Le marché de l’art et la data, une histoire vieille comme Internet

Pour bien comprendre l’impact de la data dans le marché de l’art, un petit retour en arrière s’impose. Derrière le terme « data », que l’on peut traduire par « donnée informatique » en français, se cache en effet l’histoire de la naissance de l’informatique qui se développe après la Seconde Guerre mondiale. Tout a commencé il y a quelques décennies, à l’aube de l’Internet moderne…

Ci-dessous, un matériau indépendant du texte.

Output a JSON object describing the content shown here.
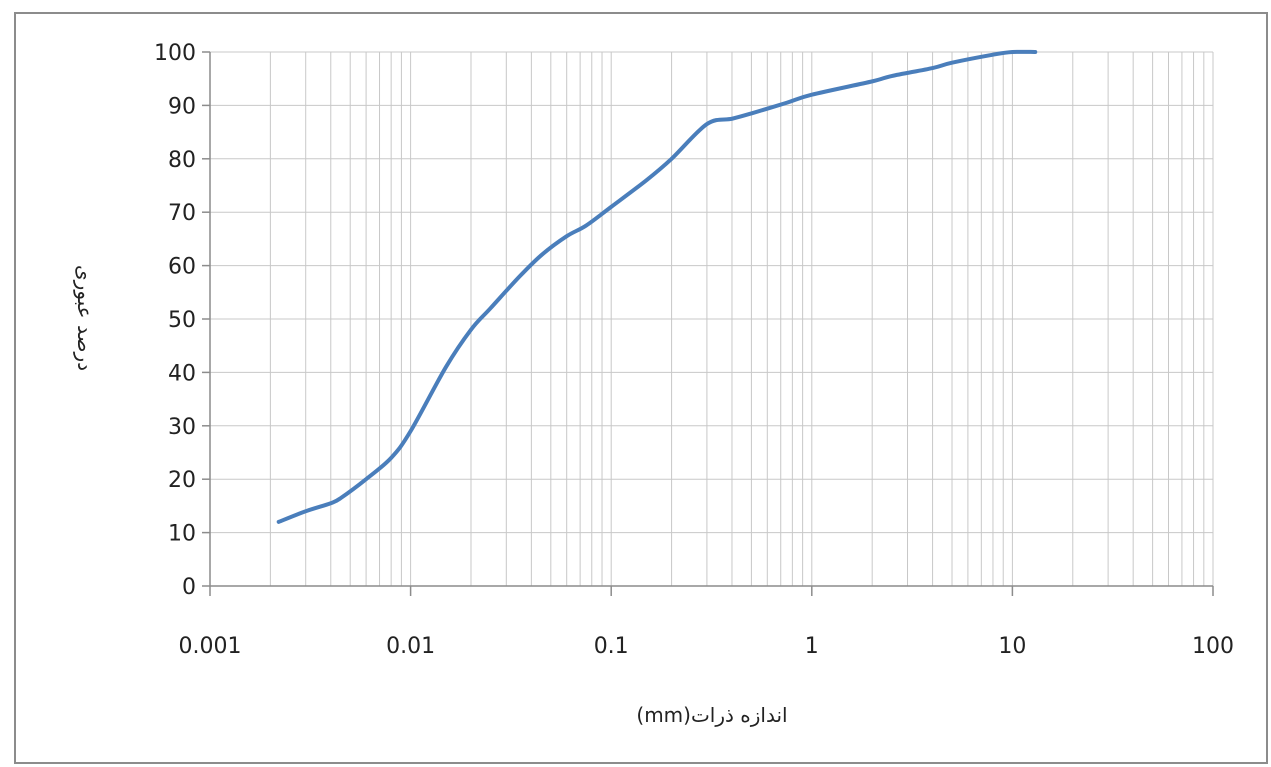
{
  "chart_data": {
    "type": "line",
    "title": "",
    "xlabel": "اندازه ذرات(mm)",
    "ylabel": "درصد عبوری",
    "x_scale": "log",
    "xlim": [
      0.001,
      100
    ],
    "ylim": [
      0,
      100
    ],
    "x_tick_labels": [
      "0.001",
      "0.01",
      "0.1",
      "1",
      "10",
      "100"
    ],
    "y_tick_labels": [
      "0",
      "10",
      "20",
      "30",
      "40",
      "50",
      "60",
      "70",
      "80",
      "90",
      "100"
    ],
    "grid": true,
    "legend": "none",
    "colors": {
      "series": "#4a7ebb",
      "grid": "#c8c8c8",
      "axis": "#8c8c8c"
    },
    "series": [
      {
        "x": [
          0.0022,
          0.003,
          0.004,
          0.0045,
          0.006,
          0.008,
          0.01,
          0.015,
          0.02,
          0.025,
          0.035,
          0.045,
          0.06,
          0.075,
          0.1,
          0.15,
          0.2,
          0.3,
          0.4,
          0.5,
          0.75,
          1,
          2,
          2.5,
          4,
          5,
          8,
          10,
          13
        ],
        "y": [
          12,
          14,
          15.5,
          16.5,
          20,
          24,
          29,
          41,
          48,
          52,
          58,
          62,
          65.5,
          67.5,
          71,
          76,
          80,
          86.5,
          87.5,
          88.5,
          90.5,
          92,
          94.5,
          95.5,
          97,
          98,
          99.5,
          100,
          100
        ]
      }
    ]
  }
}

Une brève histoire de la data

Si la naissance et le développement des réseaux informatiques remontent à l’époque de la Seconde Guerre mondiale, le basculement vers l’Internet tel qu’on le connaît aujourd’hui date essentiellement de la fin des années 1960. C’est en effet en 1969 que des chercheurs américains créent ARPANET, le premier réseau informatique de l’histoire.

L’idée ? Alors que jusqu’ici les réseaux d’échanges étaient conçus sur la base d’un système centralisé, les informaticiens imaginent un maillage fait de « nœuds » d’informations, de carrefours numériques par lesquels transitent les données. Chaque nœud est ainsi rattaché à un moniteur différent : le réseau est décentralisé. En théorie, Internet devient dès lors un système incontrôlable et indestructible ; tout du moins, tant qu’il existera de l’électricité et des ordinateurs sur Terre, ce qui laisse une certaine marge…

À partir du moment où le réseau par maillage est mis en place, l’information devient une donnée fluctuante dont la valeur grandit considérablement : ce nouveau système qui la contrôle, s’assure une position centrale vers laquelle convergent tous les acteurs. En somme, tout ce qui faisait l’intérêt du support techniquement décentralisé devient caduque du simple fait de la mise en place de champs gravitationnels autour de paquets d’informations. Si on veut, c’est un peu le sujet chaud du moment.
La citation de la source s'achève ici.